The Chief’s Arms
The Chief’s achievement of arms is the personal hereditary property of Sir Lachlan Hector Charles Maclean, Bt, CVO, DL of Morvern and Duart, 28th Chief. The one shown here was last recorded in the Lyon Register prior to the 1904 investiture of his grandfather, Sir Fitzroy Donald Maclean, Bt, CB, KCB.
Through the centuries aspects of the achievement of arms have varied slightly as they were rematriculated. The rock, hand holding a cross, lymphad, eagle heads, and salmon have been used since before they appeared in Hector Mor’s seal in 1546.
The Rock most likely represents the Carsaig Arches on Mull.
Hand Holding Crosslet refers to St. Moluag who founding a hundred monasteries in Scotland, an ancestor of the first chief’s was the abbot at the one on Lismore.
The Lymphad was used by all clans connected with the Lordship of the Isles; early chiefs held high-rank within the Lordship.
The Eagle Heads refer to the chiefs supplying hawks to the crown.
The Salmon denotes the chief’s ability to control and tax his land and its waterways; it may also reference noble Dálriadic origins.
Badges of the Clan Maclean
To demonstrate membership and allegiance with their chief, members of the Clan Maclean often use a traditional heraldic device known simply as the clan badge, which is devised by encircling the crest from the chief’s achievement of arms in a strap and buckle. All members, allies, and supporters of the clan are encouraged to wear, use, and display the Clan Maclean badge proudly.

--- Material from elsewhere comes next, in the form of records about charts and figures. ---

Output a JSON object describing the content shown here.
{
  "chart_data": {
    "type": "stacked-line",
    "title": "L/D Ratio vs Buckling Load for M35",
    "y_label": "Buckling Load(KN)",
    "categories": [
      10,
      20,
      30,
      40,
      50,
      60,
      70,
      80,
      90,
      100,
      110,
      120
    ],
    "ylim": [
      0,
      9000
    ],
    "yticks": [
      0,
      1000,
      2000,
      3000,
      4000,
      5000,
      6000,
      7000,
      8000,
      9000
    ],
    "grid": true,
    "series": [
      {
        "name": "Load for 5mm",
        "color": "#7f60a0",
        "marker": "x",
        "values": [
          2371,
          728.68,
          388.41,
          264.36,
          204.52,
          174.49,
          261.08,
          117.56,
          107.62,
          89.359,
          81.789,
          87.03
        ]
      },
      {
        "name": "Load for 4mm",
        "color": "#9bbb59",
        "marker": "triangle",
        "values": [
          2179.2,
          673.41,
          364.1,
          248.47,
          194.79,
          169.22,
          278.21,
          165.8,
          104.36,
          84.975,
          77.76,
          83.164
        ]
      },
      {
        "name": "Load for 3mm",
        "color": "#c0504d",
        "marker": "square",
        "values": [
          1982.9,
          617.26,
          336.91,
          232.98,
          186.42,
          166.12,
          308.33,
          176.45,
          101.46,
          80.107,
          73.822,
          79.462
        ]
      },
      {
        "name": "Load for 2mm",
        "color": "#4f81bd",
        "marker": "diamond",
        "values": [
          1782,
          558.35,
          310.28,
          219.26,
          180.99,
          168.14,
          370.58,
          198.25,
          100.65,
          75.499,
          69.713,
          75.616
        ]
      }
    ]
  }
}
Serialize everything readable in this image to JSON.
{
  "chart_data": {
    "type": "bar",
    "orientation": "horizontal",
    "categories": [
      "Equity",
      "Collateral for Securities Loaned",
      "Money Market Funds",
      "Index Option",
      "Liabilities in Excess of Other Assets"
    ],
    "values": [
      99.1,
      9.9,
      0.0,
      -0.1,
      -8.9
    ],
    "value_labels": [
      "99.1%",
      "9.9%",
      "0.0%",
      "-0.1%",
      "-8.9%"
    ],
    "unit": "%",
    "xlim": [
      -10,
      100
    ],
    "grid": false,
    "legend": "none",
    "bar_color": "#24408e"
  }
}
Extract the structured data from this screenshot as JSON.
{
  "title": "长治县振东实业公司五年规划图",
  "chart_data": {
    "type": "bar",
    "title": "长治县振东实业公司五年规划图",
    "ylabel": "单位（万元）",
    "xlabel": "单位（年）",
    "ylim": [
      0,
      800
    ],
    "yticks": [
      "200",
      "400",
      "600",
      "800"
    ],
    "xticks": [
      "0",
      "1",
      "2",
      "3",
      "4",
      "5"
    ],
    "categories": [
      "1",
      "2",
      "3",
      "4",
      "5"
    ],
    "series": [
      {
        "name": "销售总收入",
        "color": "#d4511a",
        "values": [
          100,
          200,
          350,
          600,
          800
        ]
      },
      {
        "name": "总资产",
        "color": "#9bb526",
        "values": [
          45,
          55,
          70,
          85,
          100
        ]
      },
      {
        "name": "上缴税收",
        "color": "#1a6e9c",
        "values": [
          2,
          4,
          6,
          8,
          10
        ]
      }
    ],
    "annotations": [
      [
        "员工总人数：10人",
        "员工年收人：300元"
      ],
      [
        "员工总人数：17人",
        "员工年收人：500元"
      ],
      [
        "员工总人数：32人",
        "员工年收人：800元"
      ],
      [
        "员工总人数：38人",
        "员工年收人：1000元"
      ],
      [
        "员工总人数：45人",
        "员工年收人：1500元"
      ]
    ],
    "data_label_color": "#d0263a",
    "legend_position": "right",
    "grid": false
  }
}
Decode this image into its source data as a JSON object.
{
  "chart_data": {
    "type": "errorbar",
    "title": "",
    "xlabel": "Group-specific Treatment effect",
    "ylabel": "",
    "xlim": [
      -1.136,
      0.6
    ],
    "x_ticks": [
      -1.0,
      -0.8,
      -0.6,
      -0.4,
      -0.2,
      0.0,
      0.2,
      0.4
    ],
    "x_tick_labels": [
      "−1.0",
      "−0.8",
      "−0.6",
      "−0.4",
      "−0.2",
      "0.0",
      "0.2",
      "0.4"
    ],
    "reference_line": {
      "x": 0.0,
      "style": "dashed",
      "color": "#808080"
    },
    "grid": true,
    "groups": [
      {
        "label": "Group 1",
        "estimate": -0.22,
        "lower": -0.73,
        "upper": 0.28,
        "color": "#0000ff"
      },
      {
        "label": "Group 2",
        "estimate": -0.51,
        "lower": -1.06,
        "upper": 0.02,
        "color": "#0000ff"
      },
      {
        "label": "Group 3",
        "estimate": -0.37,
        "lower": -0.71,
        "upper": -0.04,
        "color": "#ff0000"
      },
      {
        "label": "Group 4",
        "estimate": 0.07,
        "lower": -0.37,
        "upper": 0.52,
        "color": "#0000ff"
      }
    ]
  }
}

Ardgour, Coll, Lehir, Morvern, et al
Tartans of the Clan’s Branches
MacLean of Duart tartan is the most common tartan used my members of the Clan MacLean. The Hunting tartan of the Clan Maclean is the oldest recorded tartan in Scotland. A discription is included on a charter for lands of Nerrabolsadh on Islay in 1587. It is this, hunting, tartan usually worn for more casual occasions.